この記事は、公式サイトのIf is Evilを抜粋した簡易的な記事です。詳しい内容が必要でしたら、公式サイトのIf is Evilをご覧ください。
はじめに
nginxでは、if文が利用できます。たとえば、Optionsリクエストを捌くときに使います。
location /xxx {
if ($request_method = OPTIONS ) {
add_header Access-Control-Allow-Origin *;
add_header Access-Control-Allow-Methods "GET, OPTIONS";
add_header Access-Control-Allow-Headers "origin, authorization, accept";
add_header Access-Control-Allow-Credentials "true";
add_header Content-Length 0;
add_header Content-Type text/plain;
return 200;
}
}
ところが、一般的なプログラミング言語と違い、nginxのlocationにおいて、if文は非常に特殊な動きをします。
特殊な動き
公式サイトのIf is Evilというページに記載があるとおり、「Ifは邪悪」であることが公式に提唱されています。
いくつか抜粋して紹介します。
期待しないヘッダの動作
location /only-one-if {
set $true 1;
if ($true) {
add_header X-First 1;
}
if ($true) {
add_header X-Second 2;
}
return 204;
}
このコードを実行(アクセス)すると、X-Second 2
のヘッダしか送られてきていないことがわかります。

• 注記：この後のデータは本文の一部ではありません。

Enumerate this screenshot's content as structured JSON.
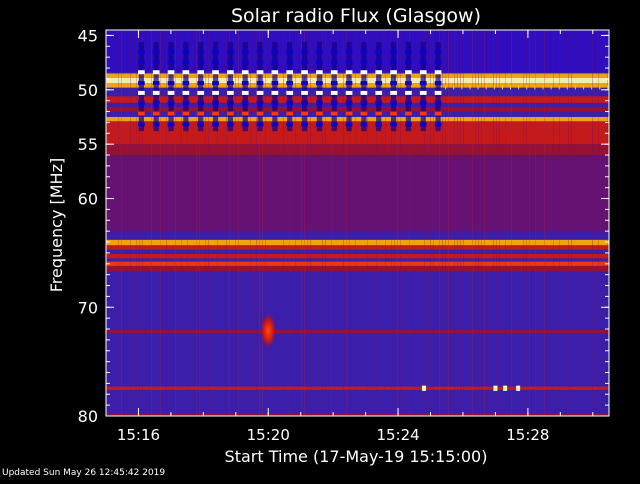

これは、多くの人が想像する一般的なプログラミング言語の動きとは大きく異なります。
一般的なプログラミング言語としての動きで考えると、X-FirstからX-Thirdまでの全てのヘッダが書き込まれることを期待してしまいますが、nginxにおいてはそうではありません。
クラッシュを引き起こすコード
location /crash {
set $true 1;
if ($true) {
# fastcgi_pass here
fastcgi_pass 127.0.0.1:9000;
}
if ($true) {
# no handler here
}
}
このコードを記述すると、SIGSEGVを吐いてnginxがクラッシュします。
なぜ邪悪か
上述したように、多くのプログラマ(あるいは、エンジニア)にとって、nginxのif文の動きは、一般的な感覚とかけ離れています。

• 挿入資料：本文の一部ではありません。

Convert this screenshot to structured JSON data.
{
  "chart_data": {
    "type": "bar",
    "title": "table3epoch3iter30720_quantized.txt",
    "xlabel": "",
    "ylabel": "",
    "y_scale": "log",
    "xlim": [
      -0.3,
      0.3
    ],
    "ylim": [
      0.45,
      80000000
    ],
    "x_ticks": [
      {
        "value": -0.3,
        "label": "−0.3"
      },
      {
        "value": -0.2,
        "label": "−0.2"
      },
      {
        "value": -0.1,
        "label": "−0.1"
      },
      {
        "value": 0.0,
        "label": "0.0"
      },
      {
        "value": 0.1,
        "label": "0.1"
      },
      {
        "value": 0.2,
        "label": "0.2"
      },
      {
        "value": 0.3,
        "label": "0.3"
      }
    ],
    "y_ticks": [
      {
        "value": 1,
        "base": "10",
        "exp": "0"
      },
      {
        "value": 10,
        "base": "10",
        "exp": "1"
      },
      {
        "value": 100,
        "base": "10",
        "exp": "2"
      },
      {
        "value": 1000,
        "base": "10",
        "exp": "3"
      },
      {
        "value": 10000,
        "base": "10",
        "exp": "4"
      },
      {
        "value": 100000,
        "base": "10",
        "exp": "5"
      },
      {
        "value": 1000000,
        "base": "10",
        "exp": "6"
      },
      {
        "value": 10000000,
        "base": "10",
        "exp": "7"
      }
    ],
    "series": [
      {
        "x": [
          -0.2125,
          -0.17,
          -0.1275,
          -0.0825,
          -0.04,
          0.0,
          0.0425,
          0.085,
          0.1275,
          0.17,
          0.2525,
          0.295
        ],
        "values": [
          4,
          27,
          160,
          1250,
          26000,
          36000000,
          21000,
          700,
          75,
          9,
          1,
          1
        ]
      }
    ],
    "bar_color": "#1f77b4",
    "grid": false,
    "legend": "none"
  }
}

これはコードで誤解を与える可能性が格段に大きいことを意味しており、高い確率で好ましくない結果を呼びます。
代替案
公式で綴られている内容によると、try_files
、return ...
、rewrite ... last
などを利用できるようです。
locationディレクティブ以外での挙動
例えば、以下に挙げられているように、serverレベルにifを移動させることは、この場合安全であるようです。
it’s also possible to move ifs to server level (where it’s safe as only other rewrite module directives are allowed within it).
ifsをサーバレベルに移動することも可能です(他のリライトモジュールディレクティブのみが許可されているので安全です)。
まとめ
このように、nginxのlocationディレクティブでは、ifは非常に特殊な動きをします。それを記述しなければならない強い理由がないのであれば、使わないほうが良いでしょう。
nginxの内部動作について詳しく、記述の内容と動作を正しく理解できる場合は使っても構わない、とされていますが、引き継ぎなどで誰かがそのコードに少しでも触れる可能性がある場合は、別の手段を講じることをお勧めします。
軽く触れる程度になってしまいましたが、nginxでlocationディレクティブのif記述の危険性について触れている日本語のサイトがあまり無かったので作成しました。
興味がおありでしたら、紹介した公式ページをgoogle翻訳などを利用して読んでみることをお勧めします。